After representing data with a sound mathematical model, the next step often involves developing algorithms to solve problems of scientific interest. New scientific and business challenges lead to the creation of novel, efficient algorithms in the SIAG/ACDA community. For example, Arrigo also discussed an eigenvector-based centrality measure in multilayer networks capable of calculating centrality in a network with several different types of interactions among various entities. Syed M. Ferdous (Purdue University) described the design of parallel approximation algorithms for computing edge covers using the primal dual linear programming framework, with applications to semi-supervised classification.

### Machine Learning

**Figure 1.** Parcellation of the brain using functional magnetic resonance imaging (fMRI) data and a clustering algorithm. The left side depicts large communities and the right side depicts small communities. Figure courtesy of Ariful Azad.

Many presenters at CSE19 focused on machine learning methods and algorithms. In fact, a minisymposium entitled “The Intersection of Graph Algorithms and Machine Learning” featured several talks on clustering and learning from discrete datasets and networks. For instance, Nesreen Ahmed (Intel Research Labs) introduced an algorithm that learns useful graph representations from diverse datasets. Azad spoke about his group’s search for a consensus clustering among segmented brain fMRI images (see Figure 1). Several other researchers addressed the application of deep neural networks to the solution of challenging problems in data analytics.

### High-performance Computing

With ever-increasing amounts of data and the availability of parallel computers, parallel algorithms and high-performance computing are trending themes in high-end data analytics that involve the SIAG/ACDA community. A two-part minisymposium at CSE19 entitled “Graph and Combinatorial Algorithms for Enabling Exascale Applications” was dedicated to massively-parallel graph and combinatorial algorithms. Arif Khan (Pacific Northwest National Laboratory) exhibited a parallel approximation algorithm to solve a data privacy problem called adaptive anonymity for a terabyte-scale healthcare dataset on a computer at Lawrence Berkeley National Laboratory’s National Energy Research Scientific Computing Center. Mostofa Patwary (NVIDIA) demonstrated a scalable clustering algorithm called BD-CATS that can cluster 1.4 trillion cosmological particles using 100,000 cores on a Cray supercomputer. Speakers across various minisymposia introduced parallel combinatorial algorithms for multicore processors, graphics processing units, distributed supercomputers, and cloud infrastructures.

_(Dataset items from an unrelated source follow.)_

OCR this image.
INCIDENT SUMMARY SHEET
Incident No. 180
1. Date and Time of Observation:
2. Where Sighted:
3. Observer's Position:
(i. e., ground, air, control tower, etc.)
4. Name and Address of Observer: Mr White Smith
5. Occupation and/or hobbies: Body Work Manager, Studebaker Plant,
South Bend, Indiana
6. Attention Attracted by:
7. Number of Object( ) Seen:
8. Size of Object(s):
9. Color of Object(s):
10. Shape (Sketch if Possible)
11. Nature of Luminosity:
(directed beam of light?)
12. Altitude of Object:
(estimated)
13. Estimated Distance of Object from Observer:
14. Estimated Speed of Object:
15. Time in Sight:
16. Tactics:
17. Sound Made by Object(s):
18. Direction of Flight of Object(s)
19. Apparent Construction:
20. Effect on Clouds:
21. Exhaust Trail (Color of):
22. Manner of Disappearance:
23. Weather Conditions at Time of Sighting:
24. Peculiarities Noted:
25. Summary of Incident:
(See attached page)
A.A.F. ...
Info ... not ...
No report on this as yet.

*We are looking forward to more talks of this flavor at the SIAM Workshop on Combinatorial Scientific Computing, to be held in Seattle, Wash., from Feb 11-13, 2020, as well as the first SIAM Conference on Applied and Computational Discrete Algorithms in 2021. SIAG/ACDA invites new and existing SIAM members with interest in designing “algorithms in the real world” that solve application-motivated problems to join us.*
Ariful Azad is an assistant professor of intelligent systems engineering at Indiana University Bloomington. He received his Ph.D. from Purdue University and was a Research Staff Member at Lawrence Berkeley National Laboratory. Bora Uçar is a CNRS researcher at the Laboratoire de l’Informatique du Parallélism, École normale supérieure in Lyon, France. He received his Ph.D. from Bilkent University in Ankara, Turkey, and has worked at the Centre Européen de Recherche et de Formation Avancée en Calcul Scientifique in Toulouse, France. Alex Pothen is a professor of computer science at Purdue University. He is chair of the SIAM Activity Group on Applied and Computational Discrete Algorithms.